In other words, the expected value of \(X\) is a weighted average of the possible values that \(X\) can take on, weighted by their probabilities.

Note

The expected value of \(X\) is a fixed number, \(E(X)\in\mathbb{R}\). It is not a random variable such as \(g(X)\).

Sometimes, we would like to omit the parentheses for simplicity and write \(EX := E(X)\). We also like to denote expectation by the Greek letter \(\mu := E(X)\).

Example 20.1 The expectation of a Bernoulli random variable \(X \sim \text{Bern}(p)\): \[E(X)=1\times P(X=1)+0\times P(X=0)=p.\]

Example 20.2 The expectation of a Binomial random variable \(X \sim \text{Bin}(n,p)\): \[\begin{aligned}E(X)= & \sum_{k=0}^{n}kp(k)\\ = & \sum_{k=0}^{n}k\cdot\binom{n}{k}p^{k}q^{n-k}\\ = & \sum_{k=1}^{n}n\cdot\binom{n-1}{k-1}p^{k}q^{n-k}\\ = & np\sum_{k=1}^{n}\binom{n-1}{k-1}p^{k-1}q^{n-k}\\ = & np\underbrace{\sum_{j=0}^{n-1}\binom{n-1}{j}p^{j}q^{n-1-j}}_{\textrm{another Binomial PMF}}\\ = & np. \end{aligned}\]

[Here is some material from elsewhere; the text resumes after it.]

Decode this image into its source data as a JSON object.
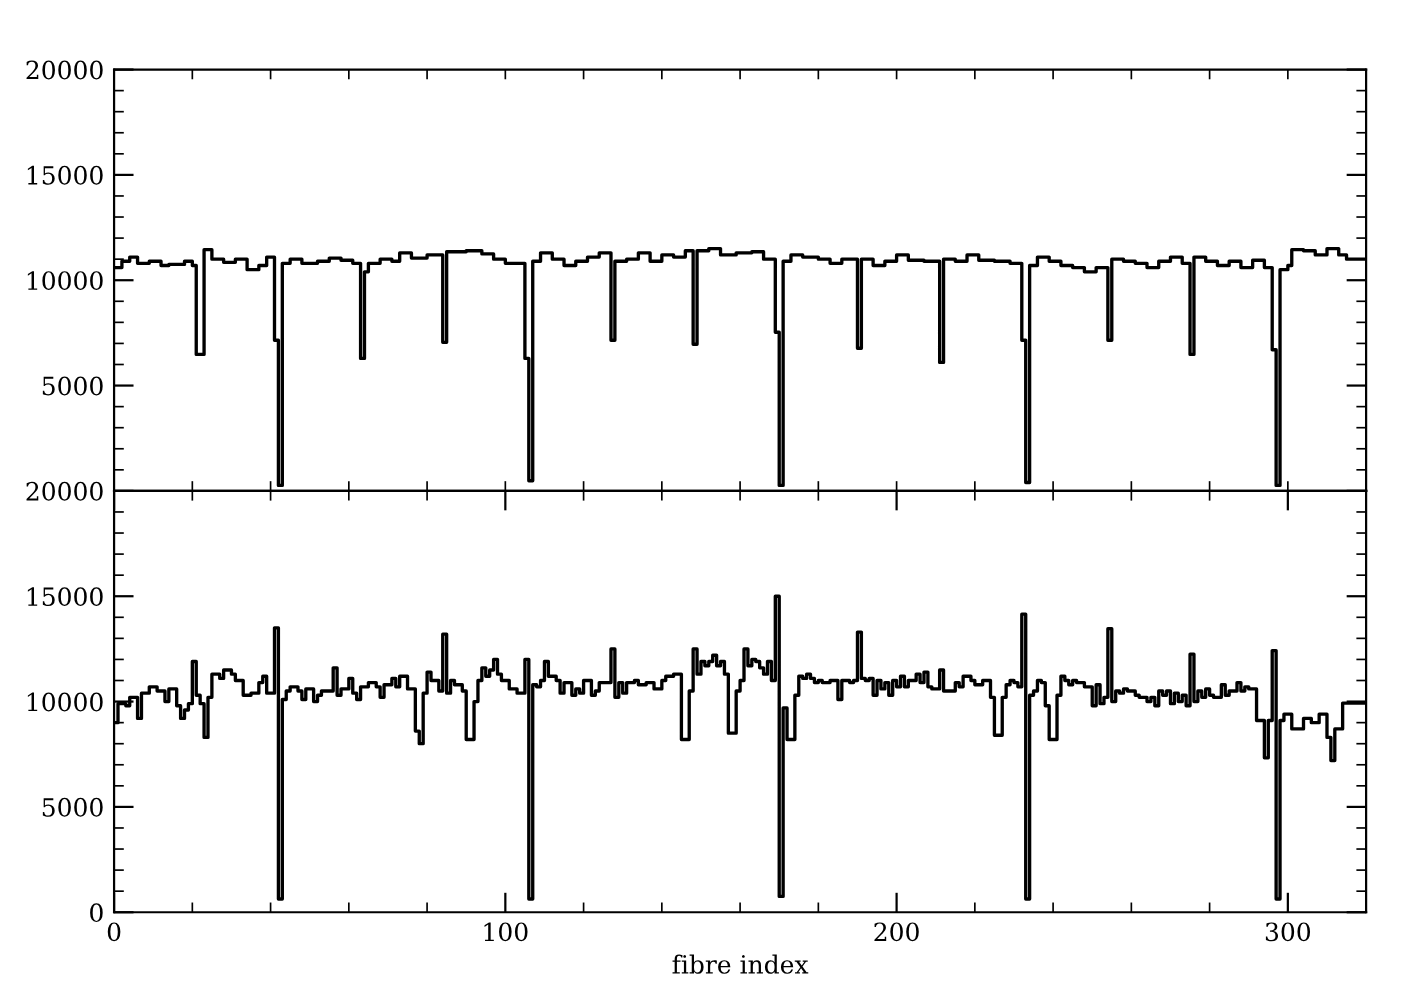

Proposition 20.1 Expectation has the following properties:

  • \(E(X+Y) = E(X) + E(Y)\)

  • \(E(aX + b) = a E(X) + b\)

Example 20.3 Redo the expectation of \(X\sim \text{Bin}(n,p)\) with properties of expectation: \[E(X)=E(X_{1}+\cdots+X_{n})=nE(X_{i})=np\] where \(X_{i}\sim\textrm{Bern}(p)\).

Law of averages*

You may wonder what is the difference between \(E(X)\) defined in Definition 20.1 and the average of values defined as \(\bar{X}=\frac{1}{n}(X_1+X_2+\dots+X_n)\).

The short answer is this: \(E(X)\) is a theoretical value, while \(\bar{X}\) is an approximation to \(E(X)\) with finite observations. They are associated by the following theorem.

Law of averages

The law of averages (or the law of large numbers) states that if you repeat a random experiment, such as tossing a coin or rolling a die, a very large number of times, your individual outcomes, when averaged, should be very close to the theoretical mean (a constant parameter). In mathematical language, \[\bar X_n \to^p \mu \text{ when }n\to\infty.\] where \(\to^p\) reads as “converge in probability”.

There is another fundamental difference. In probability theory, we treat \(E(X)\) as a fixed number; while \(\bar X\) is another random variable! Because the sample \(\{X_1,X_2,\dots,X_n\}\) is generated randomly. Consider the coin flipping example, while \(E(X)=0.5\) is a constant, each time you compute the average of, say, 10 flips, you get a different number. We will come back to this point later.